Melissa Cooper Sargent of the Ecology Center gave helpful tips to residents on how to keep indoor air healthier, home cleaning recipes, tips on reading cleaning labels and more. Her advice included:

  • Circulate the air in homes by opening windows and using air conditioning units less. The EPA finds that indoor air is more polluted that the air outsisde.
  • Remove shoes at the door when coming indoors to avoid tracking contaminates from outside throughout the house.
  • Eliminate the use of pesticides. Use traps and non-toxic sprays instead.
  • Use green cleaners: do not use air fresheners, avoid antibacterial soaps, and avoid products that are labeled danger, poison and flammable. Essential oils are great to use as scents in the home. White vinegar is a food grade antimicrobial, mild soap and warm water effectively remove germs after 30 seconds of washing hands, and baking soda, vinegar and mild soap can be used to make cleaning products. (For recipes, visit: http://ecocenter.org/home-cleaning-recipes)
  • Avoid BPA in plastics. Do not heat food in plastics or Styrofoam; avoid canned foods; use glass or stainless steel reusable drinking bottles. Do not drink from plastic bottles left in hot cars.

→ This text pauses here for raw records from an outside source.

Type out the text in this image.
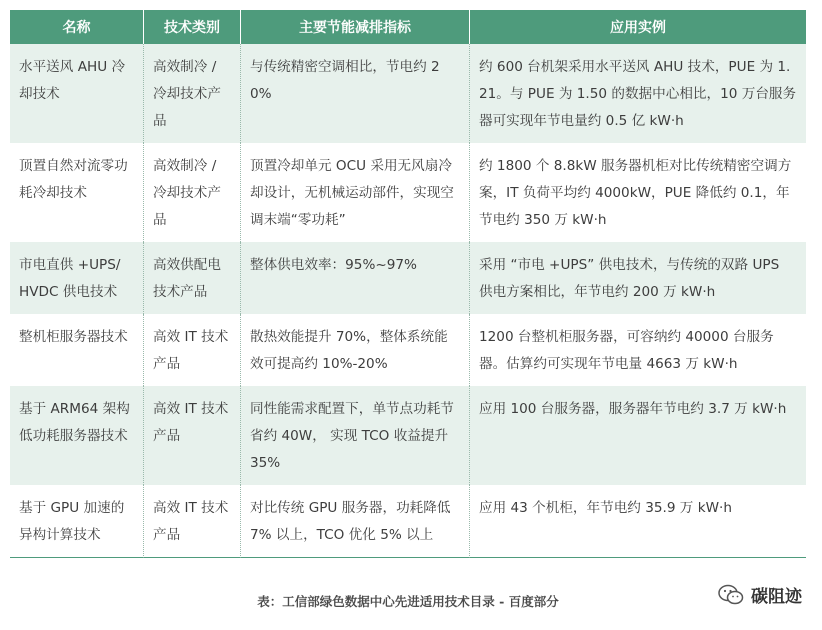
名称	技术类别	主要节能减排指标	应用实例
水平送风 AHU 冷却技术	高效制冷 / 冷却技术产品	与传统精密空调相比，节电约 20%	约 600 台机架采用水平送风 AHU 技术，PUE 为 1.21。与 PUE 为 1.50 的数据中心相比，10 万台服务器可实现年节电量约 0.5 亿 kW·h
顶置自然对流零功耗冷却技术	高效制冷 / 冷却技术产品	顶置冷却单元 OCU 采用无风扇冷却设计，无机械运动部件，实现空调末端“零功耗”	约 1800 个 8.8kW 服务器机柜对比传统精密空调方案，IT 负荷平均约 4000kW，PUE 降低约 0.1，年节电约 350 万 kW·h
市电直供 +UPS/ HVDC 供电技术	高效供配电技术产品	整体供电效率：95%~97%	采用 “市电 +UPS” 供电技术，与传统的双路 UPS 供电方案相比，年节电约 200 万 kW·h
整机柜服务器技术	高效 IT 技术产品	散热效能提升 70%，整体系统能效可提高约 10%-20%	1200 台整机柜服务器，可容纳约 40000 台服务器。估算约可实现年节电量 4663 万 kW·h
基于 ARM64 架构低功耗服务器技术	高效 IT 技术产品	同性能需求配置下，单节点功耗节省约 40W， 实现 TCO 收益提升 35%	应用 100 台服务器，服务器年节电约 3.7 万 kW·h
基于 GPU 加速的异构计算技术	高效 IT 技术产品	对比传统 GPU 服务器，功耗降低 7% 以上，TCO 优化 5% 以上	应用 43 个机柜，年节电约 35.9 万 kW·h
表：工信部绿色数据中心先进适用技术目录 - 百度部分	碳阻迹
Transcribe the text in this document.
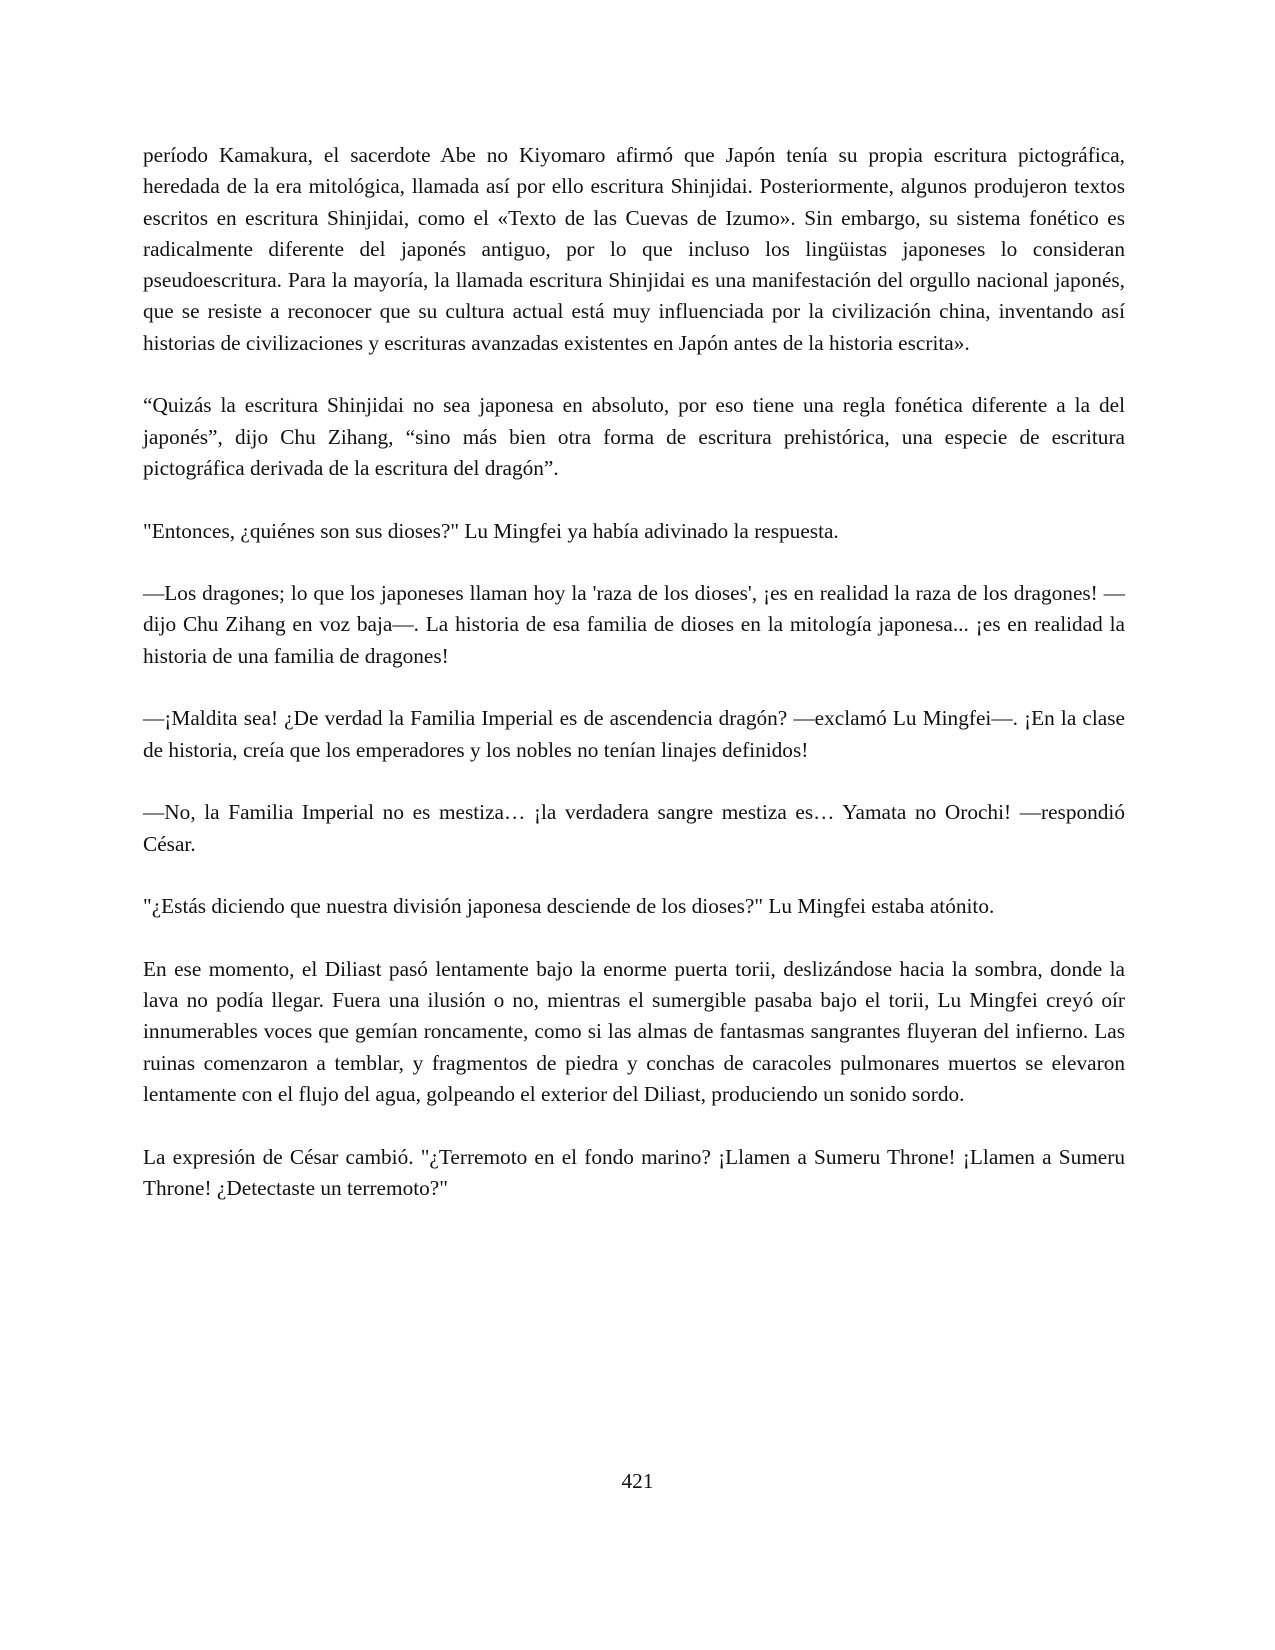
período Kamakura, el sacerdote Abe no Kiyomaro afirmó que Japón tenía su propia escritura pictográfica, heredada de la era mitológica, llamada así por ello escritura Shinjidai. Posteriormente, algunos produjeron textos escritos en escritura Shinjidai, como el «Texto de las Cuevas de Izumo». Sin embargo, su sistema fonético es radicalmente diferente del japonés antiguo, por lo que incluso los lingüistas japoneses lo consideran pseudoescritura. Para la mayoría, la llamada escritura Shinjidai es una manifestación del orgullo nacional japonés, que se resiste a reconocer que su cultura actual está muy influenciada por la civilización china, inventando así historias de civilizaciones y escrituras avanzadas existentes en Japón antes de la historia escrita».

“Quizás la escritura Shinjidai no sea japonesa en absoluto, por eso tiene una regla fonética diferente a la del japonés”, dijo Chu Zihang, “sino más bien otra forma de escritura prehistórica, una especie de escritura pictográfica derivada de la escritura del dragón”.

"Entonces, ¿quiénes son sus dioses?" Lu Mingfei ya había adivinado la respuesta.

—Los dragones; lo que los japoneses llaman hoy la 'raza de los dioses', ¡es en realidad la raza de los dragones! —dijo Chu Zihang en voz baja—. La historia de esa familia de dioses en la mitología japonesa... ¡es en realidad la historia de una familia de dragones!

—¡Maldita sea! ¿De verdad la Familia Imperial es de ascendencia dragón? —exclamó Lu Mingfei—. ¡En la clase de historia, creía que los emperadores y los nobles no tenían linajes definidos!

—No, la Familia Imperial no es mestiza… ¡la verdadera sangre mestiza es… Yamata no Orochi! —respondió César.

"¿Estás diciendo que nuestra división japonesa desciende de los dioses?" Lu Mingfei estaba atónito.

En ese momento, el Diliast pasó lentamente bajo la enorme puerta torii, deslizándose hacia la sombra, donde la lava no podía llegar. Fuera una ilusión o no, mientras el sumergible pasaba bajo el torii, Lu Mingfei creyó oír innumerables voces que gemían roncamente, como si las almas de fantasmas sangrantes fluyeran del infierno. Las ruinas comenzaron a temblar, y fragmentos de piedra y conchas de caracoles pulmonares muertos se elevaron lentamente con el flujo del agua, golpeando el exterior del Diliast, produciendo un sonido sordo.

La expresión de César cambió. "¿Terremoto en el fondo marino? ¡Llamen a Sumeru Throne! ¡Llamen a Sumeru Throne! ¿Detectaste un terremoto?"

421
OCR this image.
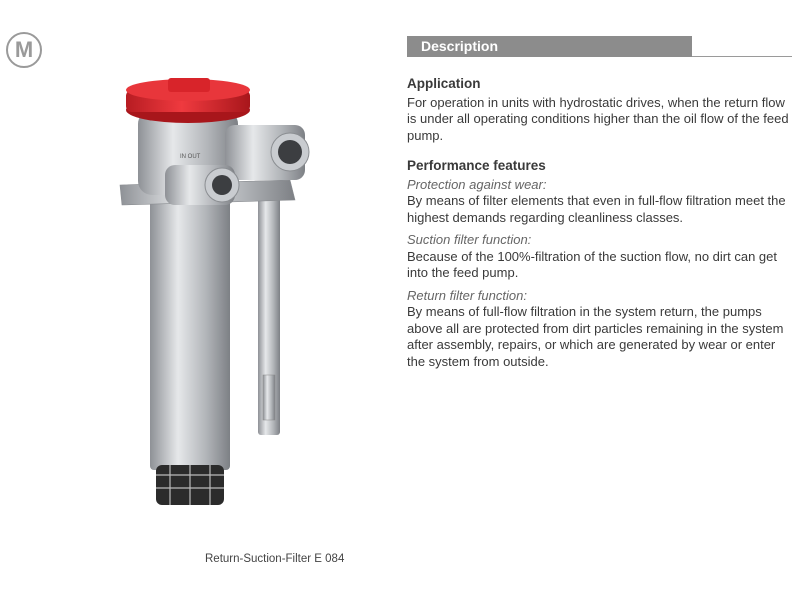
M
IN OUT
Return-Suction-Filter E 084
Description
Application

For operation in units with hydrostatic drives, when the return flow is under all operating conditions higher than the oil flow of the feed pump.

Performance features

Protection against wear:

By means of filter elements that even in full-flow filtration meet the highest demands regarding cleanliness classes.

Suction filter function:

Because of the 100%-filtration of the suction flow, no dirt can get into the feed pump.

Return filter function:

By means of full-flow filtration in the system return, the pumps above all are protected from dirt particles remaining in the system after assembly, repairs, or which are generated by wear or enter the system from outside.
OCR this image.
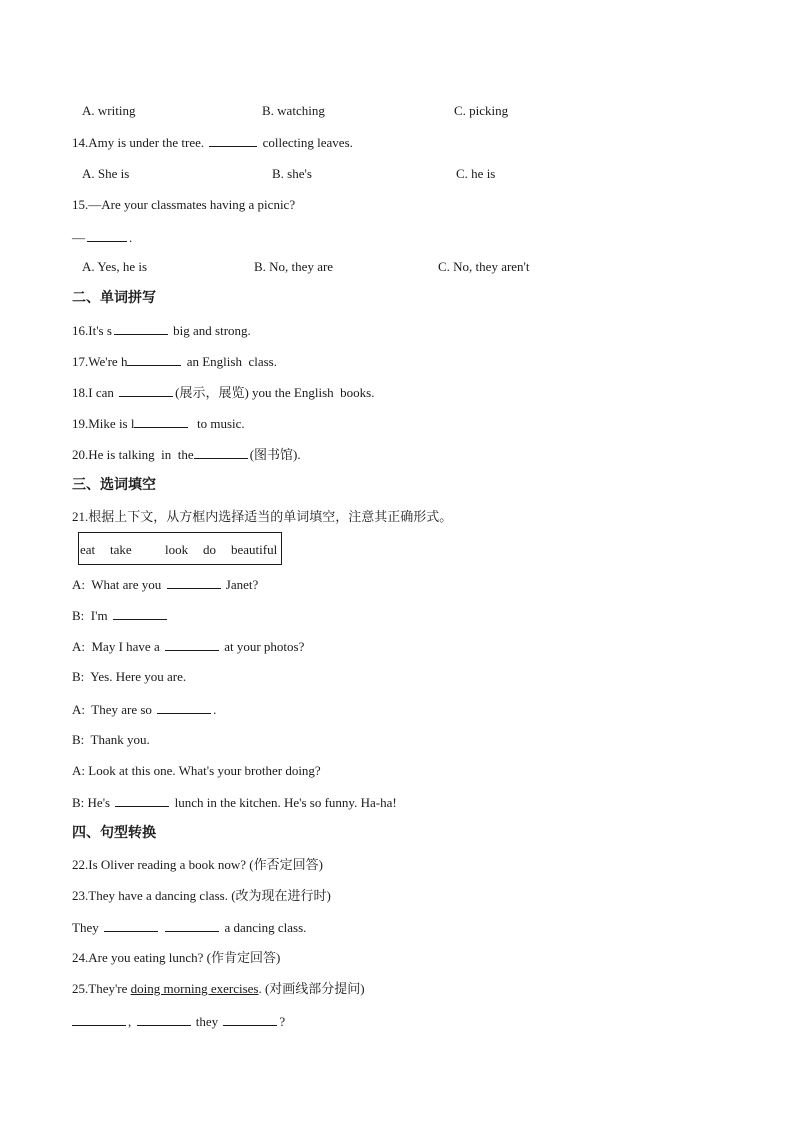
A. writing	B. watching	C. picking
14.Amy is under the tree.	collecting leaves.
A. She is	B. she's	C. he is
15.—Are your classmates having a picnic?
—	.
A. Yes, he is	B. No, they are	C. No, they aren't
二、单词拼写
16.It's s	big and strong.
17.We're h	an English  class.
18.I can	(展示，展览) you the English  books.
19.Mike is l	to music.
20.He is talking  in  the	(图书馆).
三、选词填空
21.根据上下文，从方框内选择适当的单词填空，注意其正确形式。
eat take	look do beautiful
A:  What are you	Janet?
B:  I'm
A:  May I have a	at your photos?
B:  Yes. Here you are.
A:  They are so	.
B:  Thank you.
A: Look at this one. What's your brother doing?
B: He's	lunch in the kitchen. He's so funny. Ha-ha!
四、句型转换
22.Is Oliver reading a book now? (作否定回答)
23.They have a dancing class. (改为现在进行时)
They	a dancing class.
24.Are you eating lunch? (作肯定回答)
25.They're doing morning exercises. (对画线部分提问)
,	they	?
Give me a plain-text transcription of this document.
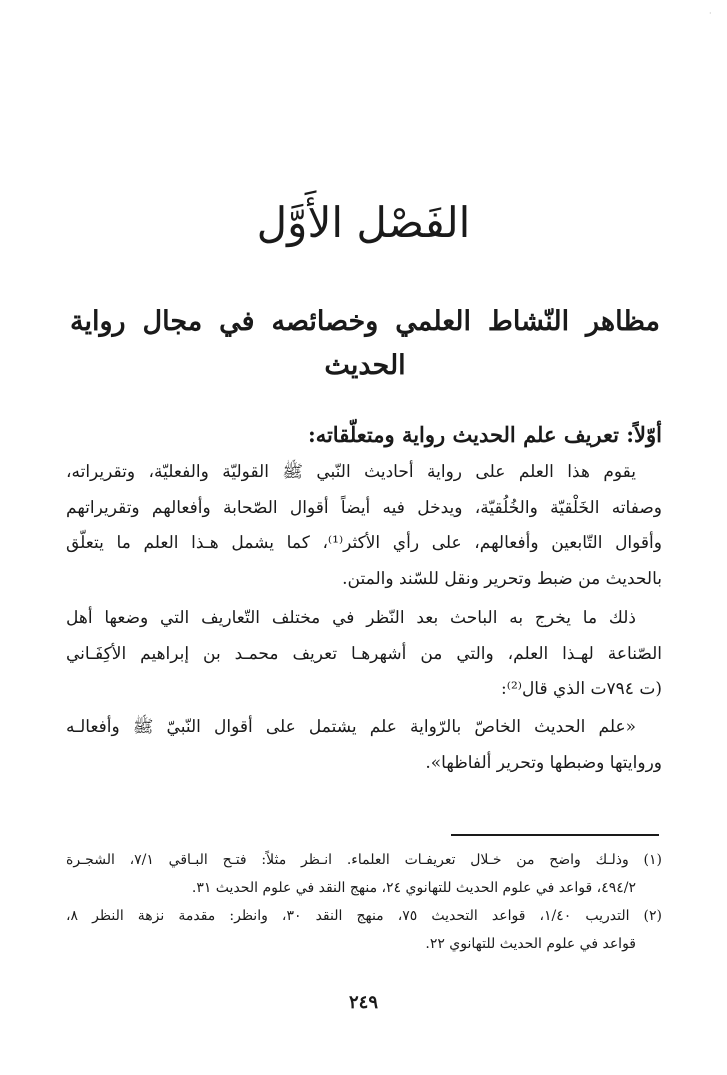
·
الفَصْل الأَوَّل
مظاهر النّشاط العلمي وخصائصه في مجال رواية
الحديث
أوّلاً: تعريف علم الحديث رواية ومتعلّقاته:

يقوم هذا العلم على رواية أحاديث النّبي ﷺ القوليّة والفعليّة، وتقريراته،
وصفاته الخَلْقيّة والخُلُقيّة، ويدخل فيه أيضاً أقوال الصّحابة وأفعالهم وتقريراتهم
وأقوال التّابعين وأفعالهم، على رأي الأكثر⁽¹⁾، كما يشمل هـذا العلم ما يتعلّق
بالحديث من ضبط وتحرير ونقل للسّند والمتن.

ذلك ما يخرج به الباحث بعد النّظر في مختلف التّعاريف التي وضعها أهل
الصّناعة لهـذا العلم، والتي من أشهرهـا تعريف محمـد بن إبراهيم الأكِفَـاني
(ت ٧٩٤ت الذي قال⁽²⁾:

«علم الحديث الخاصّ بالرّواية علم يشتمل على أقوال النّبيّ ﷺ وأفعالـه
وروايتها وضبطها وتحرير ألفاظها».

(١) وذلـك واضح من خـلال تعريفـات العلماء. انـظر مثلاً: فتـح البـاقي ٧/١، الشجـرة
٤٩٤/٢، قواعد في علوم الحديث للتهانوي ٢٤، منهج النقد في علوم الحديث ٣١.
(٢) التدريب ١/٤٠، قواعد التحديث ٧٥، منهج النقد ٣٠، وانظر: مقدمة نزهة النظر ٨،
قواعد في علوم الحديث للتهانوي ٢٢.
٢٤٩
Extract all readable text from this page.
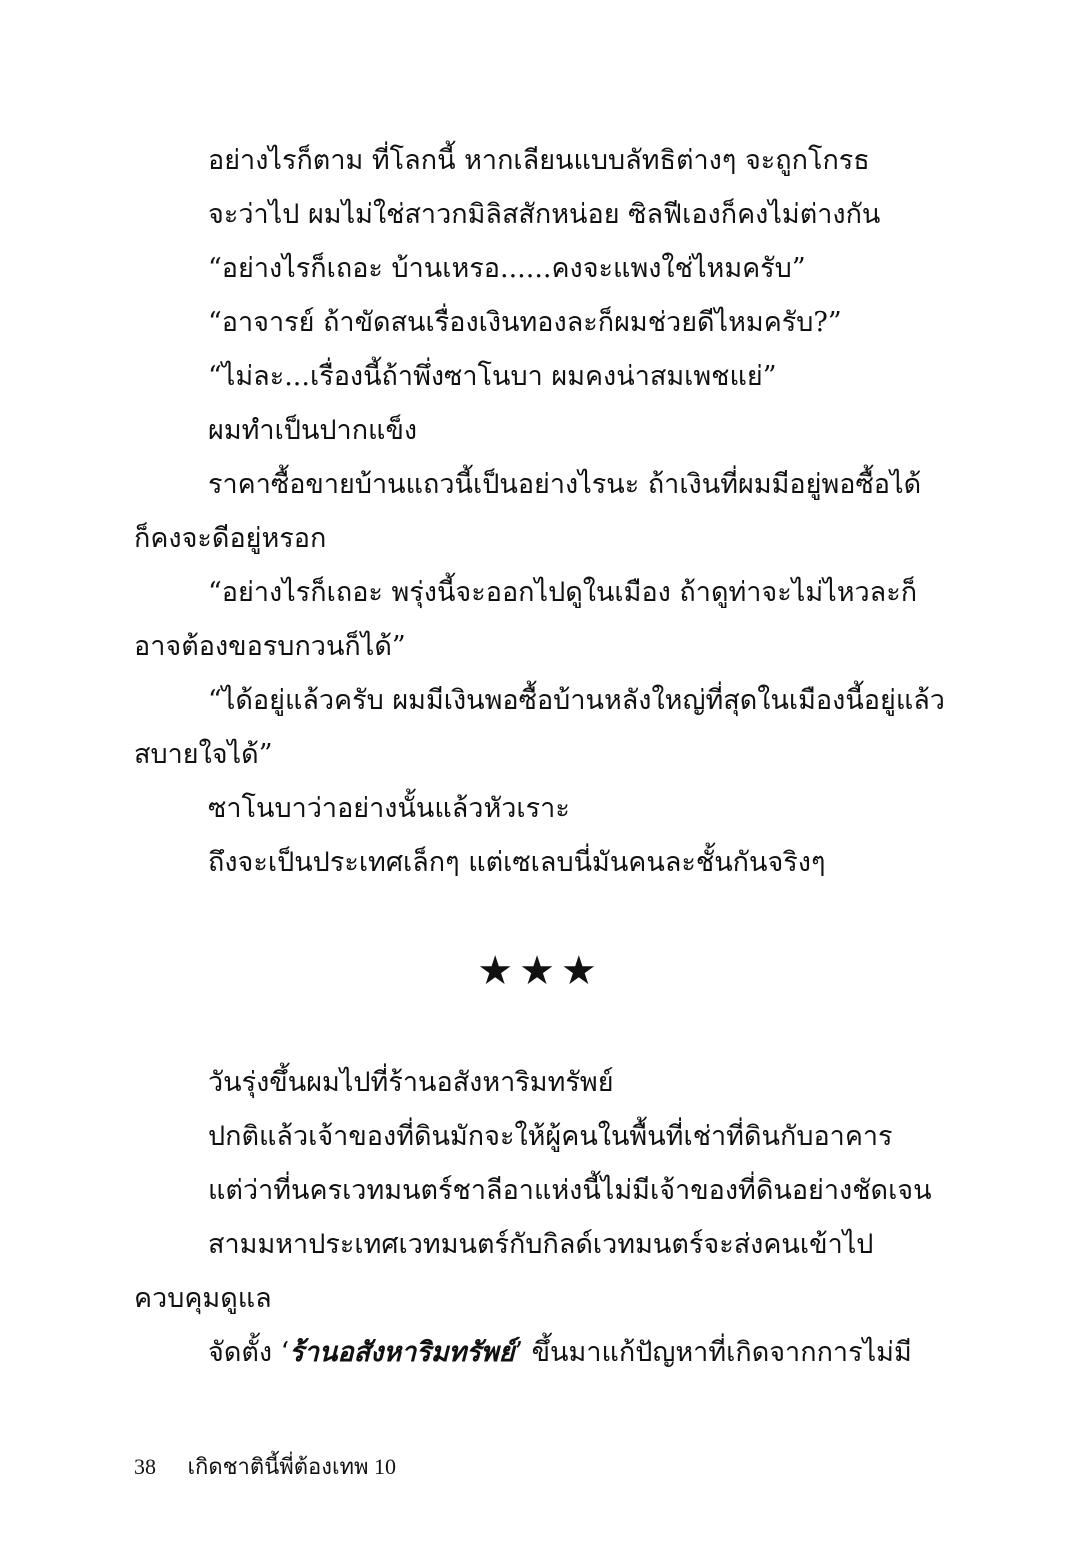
อย่างไรก็ตาม ที่โลกนี้ หากเลียนแบบลัทธิต่างๆ จะถูกโกรธ
จะว่าไป ผมไม่ใช่สาวกมิลิสสักหน่อย ซิลฟีเองก็คงไม่ต่างกัน
“อย่างไรก็เถอะ บ้านเหรอ......คงจะแพงใช่ไหมครับ”
“อาจารย์ ถ้าขัดสนเรื่องเงินทองละก็ผมช่วยดีไหมครับ?”
“ไม่ละ...เรื่องนี้ถ้าพึ่งซาโนบา ผมคงน่าสมเพชแย่”
ผมทำเป็นปากแข็ง
ราคาซื้อขายบ้านแถวนี้เป็นอย่างไรนะ ถ้าเงินที่ผมมีอยู่พอซื้อได้
ก็คงจะดีอยู่หรอก
“อย่างไรก็เถอะ พรุ่งนี้จะออกไปดูในเมือง ถ้าดูท่าจะไม่ไหวละก็
อาจต้องขอรบกวนก็ได้”
“ได้อยู่แล้วครับ ผมมีเงินพอซื้อบ้านหลังใหญ่ที่สุดในเมืองนี้อยู่แล้ว
สบายใจได้”
ซาโนบาว่าอย่างนั้นแล้วหัวเราะ
ถึงจะเป็นประเทศเล็กๆ แต่เซเลบนี่มันคนละชั้นกันจริงๆ
★★★
วันรุ่งขึ้นผมไปที่ร้านอสังหาริมทรัพย์
ปกติแล้วเจ้าของที่ดินมักจะให้ผู้คนในพื้นที่เช่าที่ดินกับอาคาร
แต่ว่าที่นครเวทมนตร์ชาลีอาแห่งนี้ไม่มีเจ้าของที่ดินอย่างชัดเจน
สามมหาประเทศเวทมนตร์กับกิลด์เวทมนตร์จะส่งคนเข้าไป
ควบคุมดูแล
จัดตั้ง ‘ร้านอสังหาริมทรัพย์’ ขึ้นมาแก้ปัญหาที่เกิดจากการไม่มี
38 เกิดชาตินี้พี่ต้องเทพ 10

To view the top 10 tips to avoid toxics at home, visit here: http://www.ecocenter.org/sites/default/files/toxics/Top%2010%20Tips%20to%20Avoid%20Toxics%20at%20Home-EC15.pdf

Residents left with an arsenal of great tips on how to make their homes and neighborhoods healthier and cleaner.

The event was led by Peter Lichtenberg, director of the Institute of Gerontology and Merrill Palmer Skillman Institute, and CARES Community Outreach & Engagement Team co-director; Melissa Sargent, CARES Community Outreach & Engagement Team advisory board co-chair and environmental health educator at the Ecology Center; Guy Williams, CEO and Founder of Detroiters Working for Environmental Justice; and Brian Smith, CURES Outreach Coordinator.

The Center for Urban Responses to Environmental Stressors is one of approximately 20 select P30 Core Centers funded by the National Institute of Environmental Health Sciences of the National Institutes of Health (ES020957). CURES places special emphasis on understanding how environmental exposures during life windows of heightened susceptibility can adversely affect health, particularly in vulnerable persons such as children and adults of low socio-economic status, older adults, first responders, and refugees. At the heart of CURES is a grass-roots community engagement program committed to improving healthy living and working environments in the city of Detroit. CURES applies team-based approaches that integrate multiple disciplines to address pressing environmental health problems. CURES is directed by Melissa Runge-Morris, M.D., director of Wayne State University’s Institute of Environmental Health Sciences and professor of oncology.